Sustainable waste management provides benefits to society. However, while most people would accept and even applaud the good that sustainable waste management facilities produce, few would wish to live next door to one.
We conduct our activities under permits to operate. All of these are subject to public consultation and scrutiny. If we do not engage with the community we may find gaining new, or modifying existing permits increasingly difficult. Without these permits we cannot operate. The communities neighbouring our sites are key stakeholders. Complaints and enforcement actions taken by regulators relating to nuisance are critical performance measures for us.
Our approach to community relations is not simply reactive. We believe that there are benefits in proactive engagement with local residents. New and sustainable waste management technologies represent a change from the status-quo and may be viewed with caution. Proactive engagement to explain the sustainable benefits of new techniques and methods can address such concerns.

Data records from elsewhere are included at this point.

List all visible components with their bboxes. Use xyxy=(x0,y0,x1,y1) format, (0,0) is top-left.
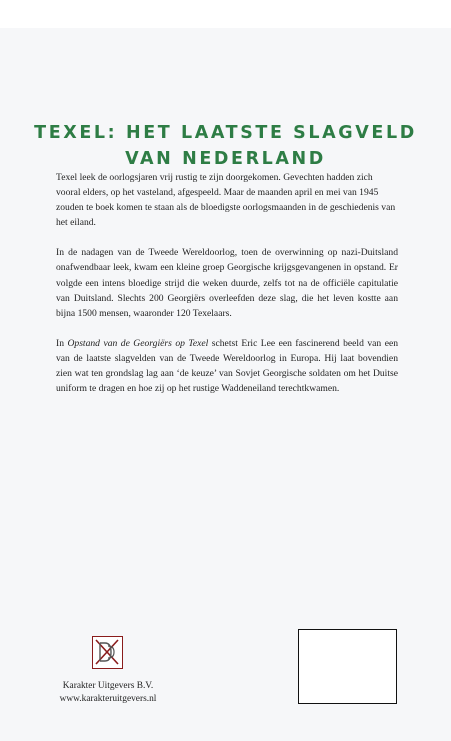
publisher-url: www.karakteruitgevers.nl xyxy=(59,693,157,704)
barcode-placeholder xyxy=(298,629,397,704)
blurb-paragraph-3 xyxy=(56,336,398,396)
blurb-paragraph-1: Texel leek de oorlogsjaren vrij rustig te zijn doorgekomen. Gevechten hadden zich vooral elders, op het vasteland, afgespeeld. Maar de maanden april en mei van 1945 zouden te boek komen te staan als de bloedigste oorlogsmaanden in de geschiedenis van het eiland. xyxy=(56,172,396,229)
title-line-2: VAN NEDERLAND xyxy=(125,149,326,169)
paragraph-3-rest: schetst Eric Lee een fascinerend beeld van een van de laatste slagvelden van de Tweede Wereldoorlog in Europa. Hij laat bovendien zien wat ten grondslag lag aan ‘de keuze’ van Sovjet Georgische soldaten om het Duitse uniform te dragen en hoe zij op het rustige Waddeneiland terechtkwamen. xyxy=(56,337,399,395)
publisher-info xyxy=(40,680,176,705)
blurb-paragraph-2: In de nadagen van de Tweede Wereldoorlog, toen de overwinning op nazi-Duitsland onafwendbaar leek, kwam een kleine groep Georgische krijgsgevangenen in opstand. Er volgde een intens bloedige strijd die weken duurde, zelfs tot na de officiële capitulatie van Duitsland. Slechts 200 Georgiërs overleefden deze slag, die het leven kostte aan bijna 1500 mensen, waaronder 120 Texelaars. xyxy=(56,247,398,319)
paragraph-3-prefix: In xyxy=(56,337,68,349)
publisher-logo xyxy=(92,636,123,669)
publisher-name: Karakter Uitgevers B.V. xyxy=(62,681,154,691)
book-title-italic: Opstand van de Georgiërs op Texel xyxy=(67,337,209,349)
karakter-logo-icon xyxy=(93,637,121,667)
back-cover-title xyxy=(0,120,451,172)
blurb-text xyxy=(56,170,398,411)
title-line-1: TEXEL: HET LAATSTE SLAGVELD xyxy=(34,123,417,143)
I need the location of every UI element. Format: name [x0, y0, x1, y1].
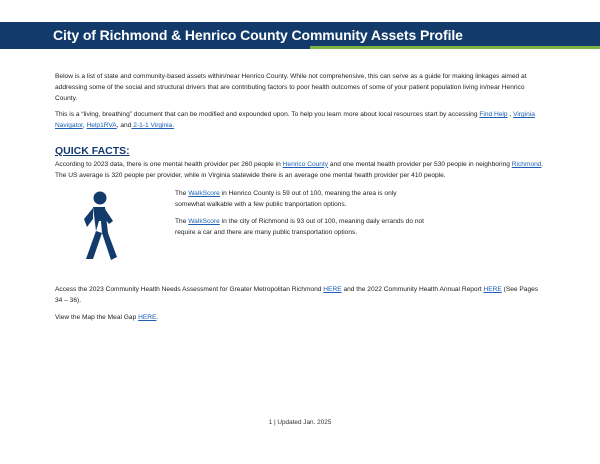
- header-stripe-green: [310, 46, 600, 49]
- document-body: [55, 72, 545, 330]
- meal-gap-here-link[interactable]: HERE: [138, 313, 157, 321]
- richmond-link[interactable]: Richmond: [511, 160, 542, 168]
- walkscore-text: [175, 189, 425, 244]
- intro-paragraph: Below is a list of state and community-based assets within/near Henrico County. While not comprehensive, this can serve as a guide for making linkages aimed at addressing some of the social and structural drivers that are contributing factors to poor health outcomes of some of your patient population living in/near Henrico County.: [55, 73, 527, 102]
- page-title: City of Richmond & Henrico County Community Assets Profile: [53, 27, 463, 43]
- walkscore-link-henrico[interactable]: WalkScore: [188, 190, 220, 198]
- resources-paragraph: This is a “living, breathing” document that can be modified and expounded upon. To help you learn more about local resources start by accessing Find Help , Virginia Navigator, Help1RVA, and 2-1-1 Virginia.: [55, 111, 535, 130]
- walkscore-link-richmond[interactable]: WalkScore: [188, 217, 220, 225]
- meal-gap-paragraph: View the Map the Meal Gap HERE.: [55, 313, 159, 321]
- virginia-211-link[interactable]: 2-1-1 Virginia.: [131, 122, 175, 130]
- henrico-county-link[interactable]: Henrico County: [282, 160, 329, 168]
- henrico-walkscore: The WalkScore in Henrico County is 59 out of 100, meaning the area is only somewhat walkable with a few public tranportation options.: [175, 190, 397, 209]
- virginia-navigator-link[interactable]: Virginia Navigator: [55, 111, 535, 130]
- find-help-link[interactable]: Find Help: [479, 111, 508, 119]
- pedestrian-icon: [75, 191, 119, 261]
- walkscore-section: [55, 187, 545, 285]
- title-bar: [0, 22, 600, 46]
- chna-here-link[interactable]: HERE: [323, 286, 342, 294]
- assessment-paragraph: Access the 2023 Community Health Needs Assessment for Greater Metropolitan Richmond HERE and the 2022 Community Health Annual Report HERE (See Pages 34 – 36).: [55, 286, 539, 305]
- mental-health-paragraph: According to 2023 data, there is one mental health provider per 260 people in Henrico County and one mental health provider per 530 people in neighboring Richmond. The US average is 320 people per provider, while in Virginia statewide there is an average one mental health provider per 410 people.: [55, 160, 544, 179]
- quick-facts-heading: QUICK FACTS:: [55, 144, 130, 157]
- help1rva-link[interactable]: Help1RVA: [86, 122, 117, 130]
- annual-report-here-link[interactable]: HERE: [483, 286, 502, 294]
- richmond-walkscore: The WalkScore in the city of Richmond is 93 out of 100, meaning daily errands do not require a car and there are many public transportation options.: [175, 217, 425, 236]
- page-footer: 1 | Updated Jan. 2025: [268, 419, 332, 426]
- header-stripe-blue: [0, 46, 310, 49]
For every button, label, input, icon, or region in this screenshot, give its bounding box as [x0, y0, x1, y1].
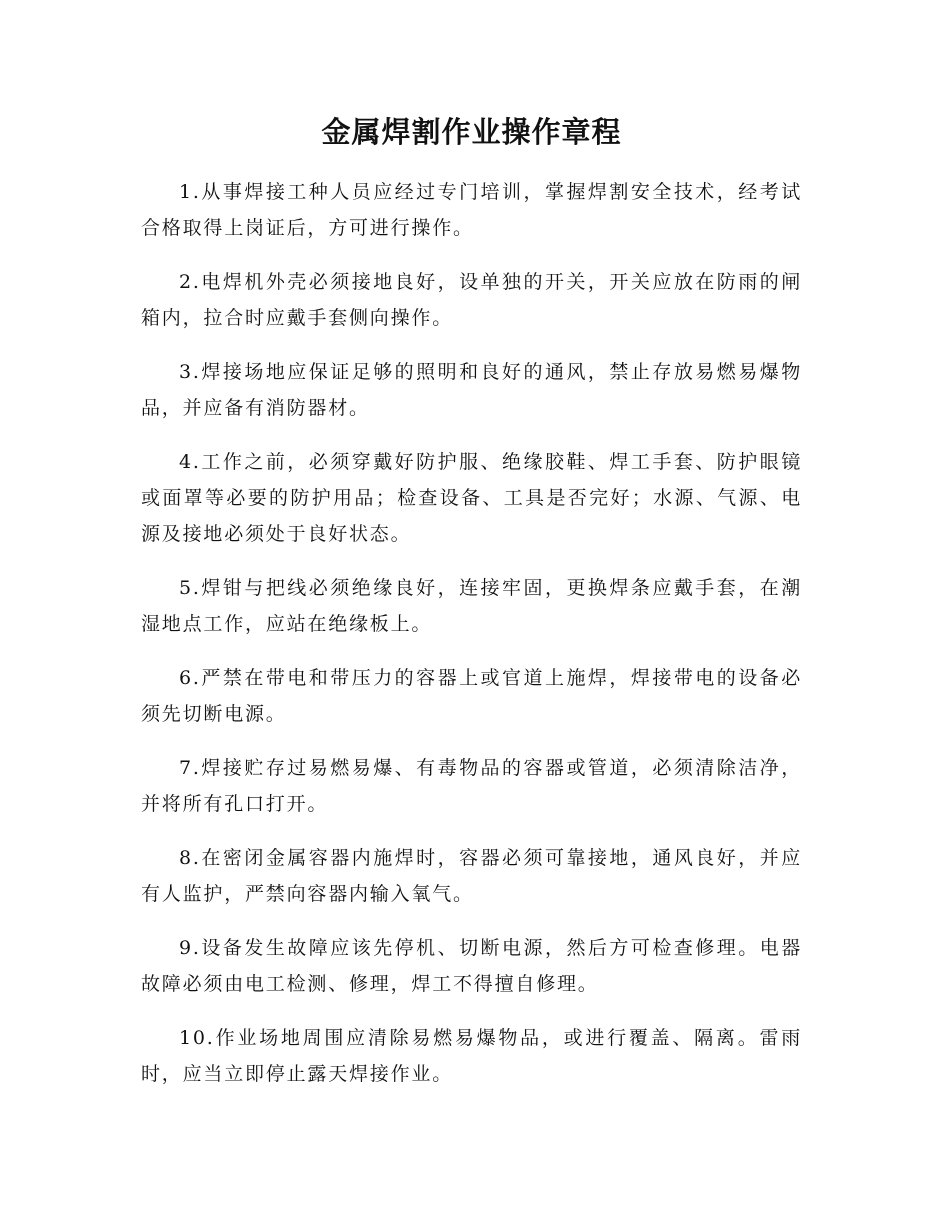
rule-item-5: 5.焊钳与把线必须绝缘良好，连接牢固，更换焊条应戴手套，在潮湿地点工作，应站在绝缘板上。: [141, 577, 802, 635]
document-title: 金属焊割作业操作章程: [321, 115, 622, 149]
rule-item-7: 7.焊接贮存过易燃易爆、有毒物品的容器或管道，必须清除洁净，并将所有孔口打开。: [141, 757, 802, 815]
rules-list: [141, 174, 802, 1092]
rule-item-3: 3.焊接场地应保证足够的照明和良好的通风，禁止存放易燃易爆物品，并应备有消防器材。: [141, 361, 802, 419]
rule-item-9: 9.设备发生故障应该先停机、切断电源，然后方可检查修理。电器故障必须由电工检测、修理，焊工不得擅自修理。: [141, 937, 802, 995]
rule-item-2: 2.电焊机外壳必须接地良好，设单独的开关，开关应放在防雨的闸箱内，拉合时应戴手套侧向操作。: [141, 271, 802, 329]
rule-item-4: 4.工作之前，必须穿戴好防护服、绝缘胶鞋、焊工手套、防护眼镜或面罩等必要的防护用品；检查设备、工具是否完好；水源、气源、电源及接地必须处于良好状态。: [141, 451, 802, 545]
rule-item-6: 6.严禁在带电和带压力的容器上或官道上施焊，焊接带电的设备必须先切断电源。: [141, 667, 802, 725]
rule-item-10: 10.作业场地周围应清除易燃易爆物品，或进行覆盖、隔离。雷雨时，应当立即停止露天焊接作业。: [141, 1027, 802, 1085]
rule-item-8: 8.在密闭金属容器内施焊时，容器必须可靠接地，通风良好，并应有人监护，严禁向容器内输入氧气。: [141, 847, 802, 905]
rule-item-1: 1.从事焊接工种人员应经过专门培训，掌握焊割安全技术，经考试合格取得上岗证后，方可进行操作。: [141, 181, 802, 239]
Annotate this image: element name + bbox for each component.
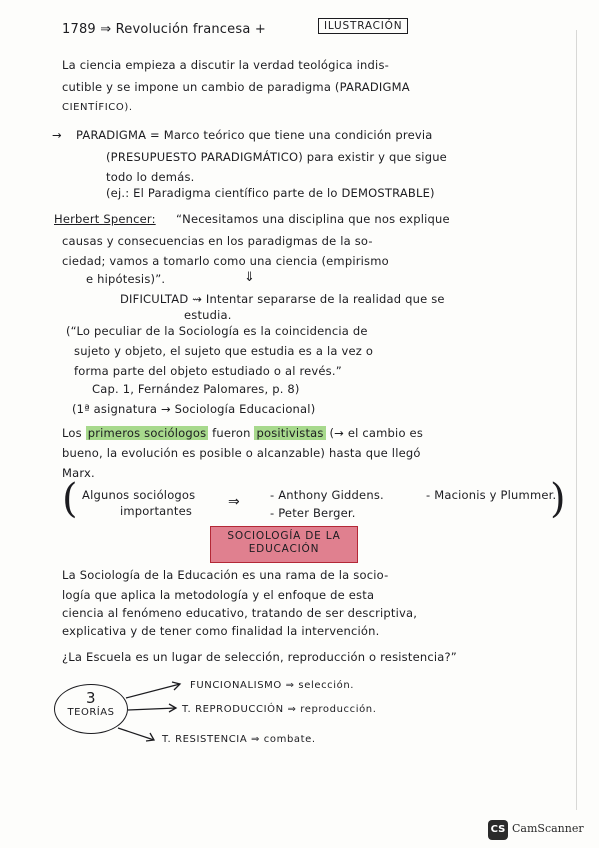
- right-parenthesis: ): [550, 476, 566, 522]
- sociologos-label1: Algunos sociólogos: [82, 488, 196, 502]
- down-arrow-icon: ⇓: [244, 270, 256, 285]
- highlight-positivistas: positivistas: [256, 426, 324, 440]
- quote-line2: sujeto y objeto, el sujeto que estudia es a la vez o: [74, 344, 374, 358]
- paradigma-line2: (PRESUPUESTO PARADIGMÁTICO) para existir y que sigue: [106, 150, 447, 164]
- teoria-funcionalismo: FUNCIONALISMO ⇒ selección.: [190, 680, 355, 691]
- teorias-label: TEORÍAS: [67, 707, 115, 718]
- paragraph1-line3: CIENTÍFICO).: [62, 102, 133, 113]
- quote-line1: (“Lo peculiar de la Sociología es la coincidencia de: [66, 324, 368, 338]
- quote-line3: forma parte del objeto estudiado o al revés.”: [74, 364, 342, 378]
- arrow-reproduccion: [128, 708, 176, 710]
- positivistas-line2: bueno, la evolución es posible o alcanzable) hasta que llegó: [62, 446, 421, 460]
- sociologo-giddens: - Anthony Giddens.: [270, 488, 384, 502]
- definition-line1: La Sociología de la Educación es una rama de la socio-: [62, 568, 389, 582]
- dificultad-line2: estudia.: [184, 308, 232, 322]
- highlight-primeros-sociologos: primeros sociólogos: [87, 426, 207, 440]
- paragraph1-line1: La ciencia empieza a discutir la verdad teológica indis-: [62, 58, 389, 72]
- ilustracion-box: ILUSTRACIÓN: [318, 18, 408, 34]
- paradigma-line1: PARADIGMA = Marco teórico que tiene una condición previa: [76, 128, 433, 142]
- paradigma-line3: todo lo demás.: [106, 170, 195, 184]
- definition-line3: ciencia al fenómeno educativo, tratando de ser descriptiva,: [62, 606, 418, 620]
- section-title-line2: EDUCACIÓN: [248, 543, 320, 555]
- spencer-name: Herbert Spencer:: [54, 212, 156, 226]
- teorias-number: 3: [85, 689, 97, 707]
- camscanner-watermark: CamScanner: [512, 822, 584, 835]
- paradigma-arrow: →: [52, 128, 62, 142]
- double-arrow-icon: ⇒: [228, 494, 240, 510]
- quote-line4: Cap. 1, Fernández Palomares, p. 8): [92, 382, 300, 396]
- question-line: ¿La Escuela es un lugar de selección, reproducción o resistencia?”: [62, 650, 457, 664]
- arrow-funcionalismo: [126, 684, 180, 698]
- spencer-line3: ciedad; vamos a tomarlo como una ciencia (empirismo: [62, 254, 389, 268]
- left-parenthesis: (: [62, 476, 78, 522]
- sociologo-macionis: - Macionis y Plummer.: [426, 488, 557, 502]
- section-title-line1: SOCIOLOGÍA DE LA: [227, 530, 341, 542]
- sociologos-label2: importantes: [120, 504, 193, 518]
- asignatura-note: (1ª asignatura → Sociología Educacional): [72, 402, 316, 416]
- sociologo-berger: - Peter Berger.: [270, 506, 356, 520]
- spencer-line1: “Necesitamos una disciplina que nos explique: [176, 212, 450, 226]
- definition-line2: logía que aplica la metodología y el enfoque de esta: [62, 588, 375, 602]
- positivistas-post: (→ el cambio es: [329, 426, 424, 440]
- paragraph1-line2: cutible y se impone un cambio de paradigma (PARADIGMA: [62, 80, 410, 94]
- positivistas-pre: Los: [62, 426, 82, 440]
- spencer-line2: causas y consecuencias en los paradigmas de la so-: [62, 234, 373, 248]
- positivistas-mid: fueron: [212, 426, 251, 440]
- positivistas-line3: Marx.: [62, 466, 95, 480]
- paradigma-line4: (ej.: El Paradigma científico parte de lo DEMOSTRABLE): [106, 186, 435, 200]
- dificultad-line1: DIFICULTAD ⇝ Intentar separarse de la realidad que se: [120, 292, 445, 306]
- teoria-reproduccion: T. REPRODUCCIÓN ⇒ reproducción.: [182, 704, 377, 715]
- camscanner-logo-icon: CS: [488, 820, 508, 840]
- arrow-resistencia: [118, 728, 154, 740]
- teoria-resistencia: T. RESISTENCIA ⇒ combate.: [162, 734, 316, 745]
- header-title: 1789 ⇒ Revolución francesa +: [62, 22, 266, 37]
- definition-line4: explicativa y de tener como finalidad la intervención.: [62, 624, 380, 638]
- spencer-line4: e hipótesis)”.: [86, 272, 166, 286]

We believe our activities support society's move to a more sustainable future, but we cannot assume that local communities will always agree with us. Proactive engagement provides an insight into the views and concerns of communities near to our sites and allows us to change our activities to minimise any impact in advance. For example, our new Wakefield venture already have a liaison group in place including members of the local community, even before we have started any construction work on a new facility for the area.
Complaints received from local residents about our sites fell by 32% in 2011/12. Beyond the bare statistics another indicator is how specific issues are approached, as illustrated by this case study on odour problems at our Roeselare facility. Ultimately, the performance measure which may have the greatest impact is fine and prosecutions by regulators stemming from nuisance and similar issues. We have received no such enforcement action in the past year.